Saturday, May 5, 2007

Restoration: Front Shock, Fork, & Hub








A friend & co-worker of mine, named Ted Witmer, is an old shop guy turned middle school guidance counselor. He's of the ol'school when it comes to shop work, like Christopher Markley (he's also a bit older than Christopher) he believes in the way of least resistance. Ted's passion is KTM motorcycles and his wife and he both ride and own multiple bikes each. Ted has love the scoots too, but likes the bigger bikes. Because he is a super nice guy, he is rebuilding my front fork assembly and restoring the front shock (a detailed post to come on that later) -- my son, Hudson Rogue, is 7-months and to be honest my time is limited and I'll take help where I can get it.
After Ted disassembled the front end, I busted butt stripping the paint and naval jelly'ing the rusted areas. First I applied a degreaser and used a brush with plastic bristles to degrease it and get the goo and gah off of it. Then, I used a stripper brush to apply aircraft gel stripper and a copper brush to scrub the paint off. It took a couple hours.
After that I applied PPG metal cleaner and conditioner. I then delivered the parts to Christopher Markley for powder coating. Christopher explained to me that the front fork would NOT take a powder coat well because it was too pitted. Here are the options Christopher gave me, "The shock housings have pitting and damage. If you would very carefully sand
and polish them, they would be a good base for a very smooth, mirror powder
finish. As they are, the powder will not fill in the chips and pits. I'm not
interested in prepping the metal on those housings. The time I'd put into it
would be more than you'd want to pay for, and it's easy no-brainer work that
you don't need to pay me for. Tell me if you'd like to finish those shock
components before I powdercoat them, or if you're OK with me doing them
as-is."
Before I had a chance to respond, in the usual Christopher fashion (this happens way to often -- this guy has so much good karma stocked up that if he kicked over our completed SS I couldn't get mad at him) he emailed me a witty note, which basically stated he polished and powdercoated the front shock already and would NOT charge us for the polishing. He put the shock housings, upper then lower, on his milling lathe and they polished up nicely. They even look better powdercoated.
The front hub was a mess too, but fortunately did not require polishing.
Due to the abuse, from road debris, these parts take, Christopher laid down three coats -- one color & two clear coats (it may have been four with some sort of primer, but I need check that with Christopher, because I don't remember him saying that to me).
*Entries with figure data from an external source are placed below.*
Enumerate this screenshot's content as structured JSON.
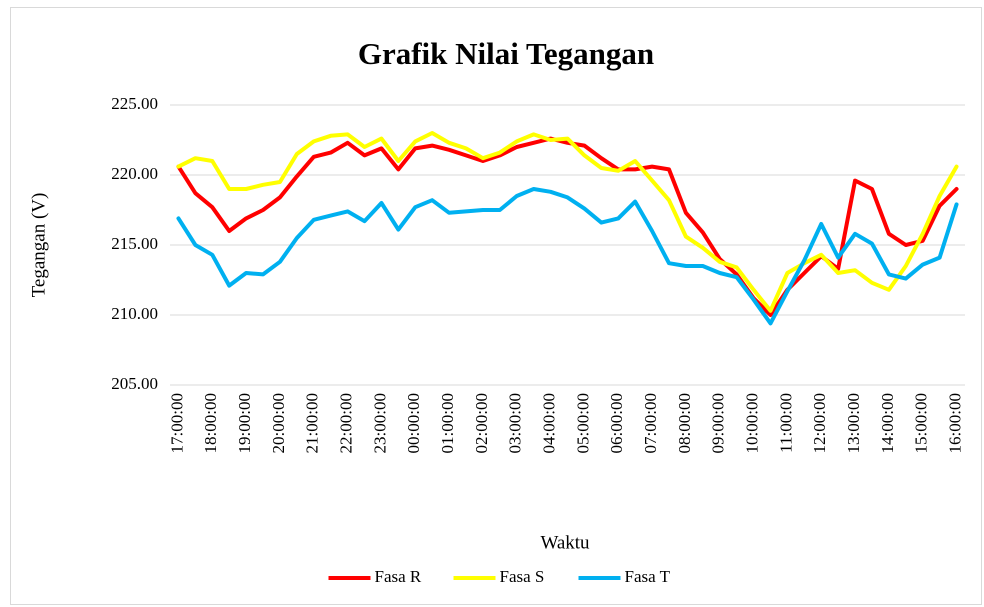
{
  "chart_data": {
    "type": "line",
    "title": "Grafik Nilai Tegangan",
    "x_label": "Waktu",
    "y_label": "Tegangan (V)",
    "categories": [
      "17:00:00",
      null,
      "18:00:00",
      null,
      "19:00:00",
      null,
      "20:00:00",
      null,
      "21:00:00",
      null,
      "22:00:00",
      null,
      "23:00:00",
      null,
      "00:00:00",
      null,
      "01:00:00",
      null,
      "02:00:00",
      null,
      "03:00:00",
      null,
      "04:00:00",
      null,
      "05:00:00",
      null,
      "06:00:00",
      null,
      "07:00:00",
      null,
      "08:00:00",
      null,
      "09:00:00",
      null,
      "10:00:00",
      null,
      "11:00:00",
      null,
      "12:00:00",
      null,
      "13:00:00",
      null,
      "14:00:00",
      null,
      "15:00:00",
      null,
      "16:00:00"
    ],
    "series": [
      {
        "name": "Fasa R",
        "color": "#ff0000",
        "values": [
          220.6,
          218.7,
          217.7,
          216.0,
          216.9,
          217.5,
          218.4,
          219.9,
          221.3,
          221.6,
          222.3,
          221.4,
          221.9,
          220.4,
          221.9,
          222.1,
          221.8,
          221.4,
          221.0,
          221.4,
          222.0,
          222.3,
          222.6,
          222.3,
          222.1,
          221.2,
          220.4,
          220.4,
          220.6,
          220.4,
          217.3,
          215.9,
          214.0,
          212.9,
          211.2,
          210.0,
          211.8,
          213.0,
          214.2,
          213.3,
          219.6,
          219.0,
          215.8,
          215.0,
          215.3,
          217.8,
          219.0
        ]
      },
      {
        "name": "Fasa S",
        "color": "#ffff00",
        "values": [
          220.6,
          221.2,
          221.0,
          219.0,
          219.0,
          219.3,
          219.5,
          221.5,
          222.4,
          222.8,
          222.9,
          222.0,
          222.6,
          221.0,
          222.4,
          223.0,
          222.3,
          221.9,
          221.2,
          221.6,
          222.4,
          222.9,
          222.5,
          222.6,
          221.4,
          220.5,
          220.3,
          221.0,
          219.6,
          218.2,
          215.6,
          214.8,
          213.8,
          213.4,
          211.8,
          210.3,
          213.0,
          213.7,
          214.3,
          213.0,
          213.2,
          212.3,
          211.8,
          213.5,
          215.8,
          218.5,
          220.6
        ]
      },
      {
        "name": "Fasa T",
        "color": "#00b0f0",
        "values": [
          216.9,
          215.0,
          214.3,
          212.1,
          213.0,
          212.9,
          213.8,
          215.5,
          216.8,
          217.1,
          217.4,
          216.7,
          218.0,
          216.1,
          217.7,
          218.2,
          217.3,
          217.4,
          217.5,
          217.5,
          218.5,
          219.0,
          218.8,
          218.4,
          217.6,
          216.6,
          216.9,
          218.1,
          216.0,
          213.7,
          213.5,
          213.5,
          213.0,
          212.7,
          211.1,
          209.4,
          211.7,
          213.9,
          216.5,
          214.1,
          215.8,
          215.1,
          212.9,
          212.6,
          213.6,
          214.1,
          217.9
        ]
      }
    ],
    "ylim": [
      205,
      225
    ],
    "yticks": [
      {
        "value": 205,
        "label": "205.00"
      },
      {
        "value": 210,
        "label": "210.00"
      },
      {
        "value": 215,
        "label": "215.00"
      },
      {
        "value": 220,
        "label": "220.00"
      },
      {
        "value": 225,
        "label": "225.00"
      }
    ],
    "grid": true,
    "legend": "bottom"
  }
}
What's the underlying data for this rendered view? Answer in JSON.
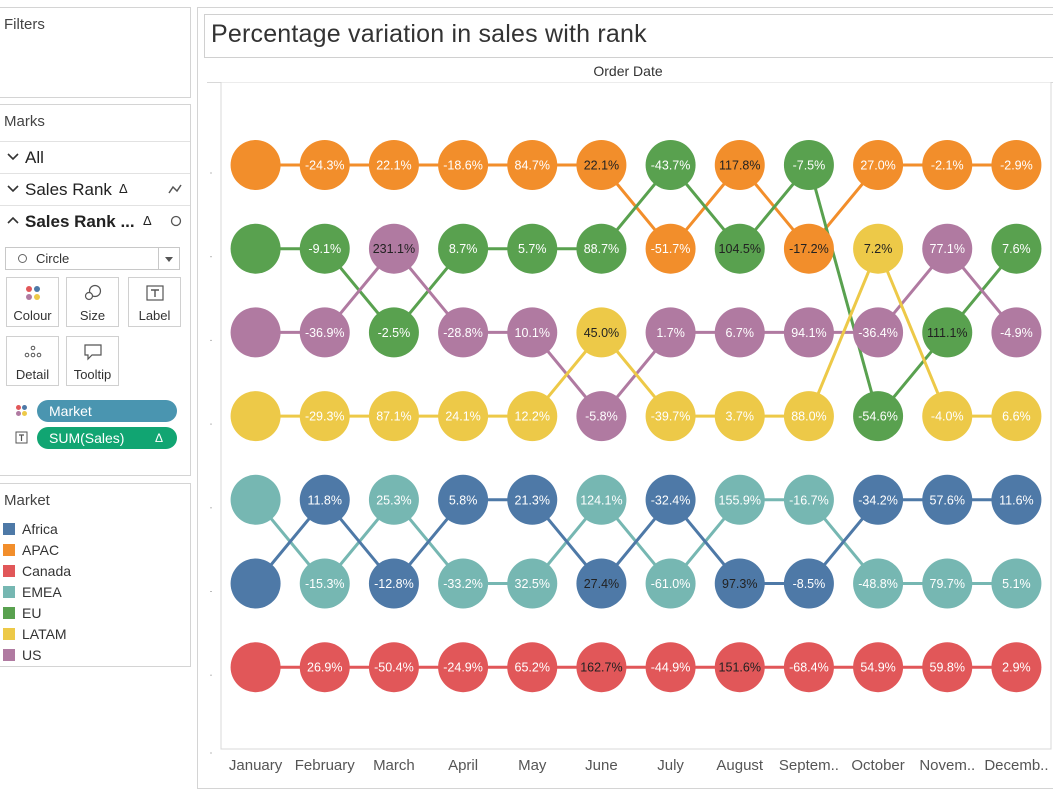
{
  "filters": {
    "title": "Filters"
  },
  "marks": {
    "title": "Marks",
    "rows": [
      {
        "label": "All"
      },
      {
        "label": "Sales Rank",
        "delta": "Δ",
        "icon": "line-chart-icon"
      },
      {
        "label": "Sales Rank ...",
        "delta": "Δ",
        "icon": "circle-outline-icon"
      }
    ],
    "mark_type": "Circle",
    "tiles": [
      "Colour",
      "Size",
      "Label",
      "Detail",
      "Tooltip"
    ],
    "pills": [
      {
        "label": "Market",
        "color": "#4a95b0"
      },
      {
        "label": "SUM(Sales)",
        "delta": "Δ",
        "color": "#11a572"
      }
    ]
  },
  "legend": {
    "title": "Market",
    "items": [
      {
        "label": "Africa",
        "color": "#4e79a7"
      },
      {
        "label": "APAC",
        "color": "#f28e2b"
      },
      {
        "label": "Canada",
        "color": "#e15759"
      },
      {
        "label": "EMEA",
        "color": "#76b7b2"
      },
      {
        "label": "EU",
        "color": "#59a14f"
      },
      {
        "label": "LATAM",
        "color": "#edc948"
      },
      {
        "label": "US",
        "color": "#b07aa1"
      }
    ]
  },
  "view": {
    "title": "Percentage variation in sales with rank",
    "column_header": "Order Date"
  },
  "chart_data": {
    "type": "scatter",
    "subtype": "bump chart",
    "x_categories": [
      "January",
      "February",
      "March",
      "April",
      "May",
      "June",
      "July",
      "August",
      "Septem..",
      "October",
      "Novem..",
      "Decemb.."
    ],
    "y_axis": "Sales Rank (rank 1 at top)",
    "series": [
      {
        "name": "APAC",
        "color": "#f28e2b",
        "ranks": [
          1,
          1,
          1,
          1,
          1,
          1,
          2,
          1,
          2,
          1,
          1,
          1
        ],
        "labels": [
          "",
          "-24.3%",
          "22.1%",
          "-18.6%",
          "84.7%",
          "22.1%",
          "-51.7%",
          "117.8%",
          "-17.2%",
          "27.0%",
          "-2.1%",
          "-2.9%"
        ]
      },
      {
        "name": "EU",
        "color": "#59a14f",
        "ranks": [
          2,
          2,
          3,
          2,
          2,
          2,
          1,
          2,
          1,
          4,
          3,
          2
        ],
        "labels": [
          "",
          "-9.1%",
          "-2.5%",
          "8.7%",
          "5.7%",
          "88.7%",
          "-43.7%",
          "104.5%",
          "-7.5%",
          "-54.6%",
          "111.1%",
          "7.6%"
        ]
      },
      {
        "name": "US",
        "color": "#b07aa1",
        "ranks": [
          3,
          3,
          2,
          3,
          3,
          4,
          3,
          3,
          3,
          3,
          2,
          3
        ],
        "labels": [
          "",
          "-36.9%",
          "231.1%",
          "-28.8%",
          "10.1%",
          "-5.8%",
          "1.7%",
          "6.7%",
          "94.1%",
          "-36.4%",
          "77.1%",
          "-4.9%"
        ]
      },
      {
        "name": "LATAM",
        "color": "#edc948",
        "ranks": [
          4,
          4,
          4,
          4,
          4,
          3,
          4,
          4,
          4,
          2,
          4,
          4
        ],
        "labels": [
          "",
          "-29.3%",
          "87.1%",
          "24.1%",
          "12.2%",
          "45.0%",
          "-39.7%",
          "3.7%",
          "88.0%",
          "7.2%",
          "-4.0%",
          "6.6%"
        ]
      },
      {
        "name": "EMEA",
        "color": "#76b7b2",
        "ranks": [
          5,
          6,
          5,
          6,
          6,
          5,
          6,
          5,
          5,
          6,
          6,
          6
        ],
        "labels": [
          "",
          "-15.3%",
          "25.3%",
          "-33.2%",
          "32.5%",
          "124.1%",
          "-61.0%",
          "155.9%",
          "-16.7%",
          "-48.8%",
          "79.7%",
          "5.1%"
        ]
      },
      {
        "name": "Africa",
        "color": "#4e79a7",
        "ranks": [
          6,
          5,
          6,
          5,
          5,
          6,
          5,
          6,
          6,
          5,
          5,
          5
        ],
        "labels": [
          "",
          "11.8%",
          "-12.8%",
          "5.8%",
          "21.3%",
          "27.4%",
          "-32.4%",
          "97.3%",
          "-8.5%",
          "-34.2%",
          "57.6%",
          "11.6%"
        ]
      },
      {
        "name": "Canada",
        "color": "#e15759",
        "ranks": [
          7,
          7,
          7,
          7,
          7,
          7,
          7,
          7,
          7,
          7,
          7,
          7
        ],
        "labels": [
          "",
          "26.9%",
          "-50.4%",
          "-24.9%",
          "65.2%",
          "162.7%",
          "-44.9%",
          "151.6%",
          "-68.4%",
          "54.9%",
          "59.8%",
          "2.9%"
        ]
      },
      {
        "name": "Sales Rank",
        "ranks": [],
        "labels": []
      }
    ],
    "dark_label_cells": [
      [
        "US",
        "March"
      ],
      [
        "APAC",
        "June"
      ],
      [
        "APAC",
        "August"
      ],
      [
        "EU",
        "August"
      ],
      [
        "APAC",
        "Septem.."
      ],
      [
        "EU",
        "November"
      ],
      [
        "LATAM",
        "October"
      ],
      [
        "LATAM",
        "June"
      ],
      [
        "Africa",
        "June"
      ],
      [
        "Africa",
        "August"
      ],
      [
        "Canada",
        "June"
      ],
      [
        "Canada",
        "August"
      ]
    ],
    "grid": false,
    "legend": "separate card (left pane)"
  }
}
The outcome as you can see nothing less than gorgeous.
The front fork itself was too large for Christopher to powdercoat; therefore he baum sprayed it (multiple coats as well I believe) and it has a little *sparkle* to it.
I opted not to try to save the rear shock because it was terribly pitted and I can purchase quality repros easily. The reason I had the front shock restored is because the reputation of the repros for GS/SS sucks, but according to Motorsport (for $90) and ASC (for $70) there is a new GS/SS repro front shock available now that is "quality" -- I can not confirm or deny this. It has some sort of black rubber around the middle of it. I wanted to post a pix of it here, but I can't copy the image. I like the way the original one looks more.

2 comments:

Dave S. said...

Looks awesome. Can't wait to see when the body is done.

Scooter Couple said...

Body is done . . . a post or two earlier.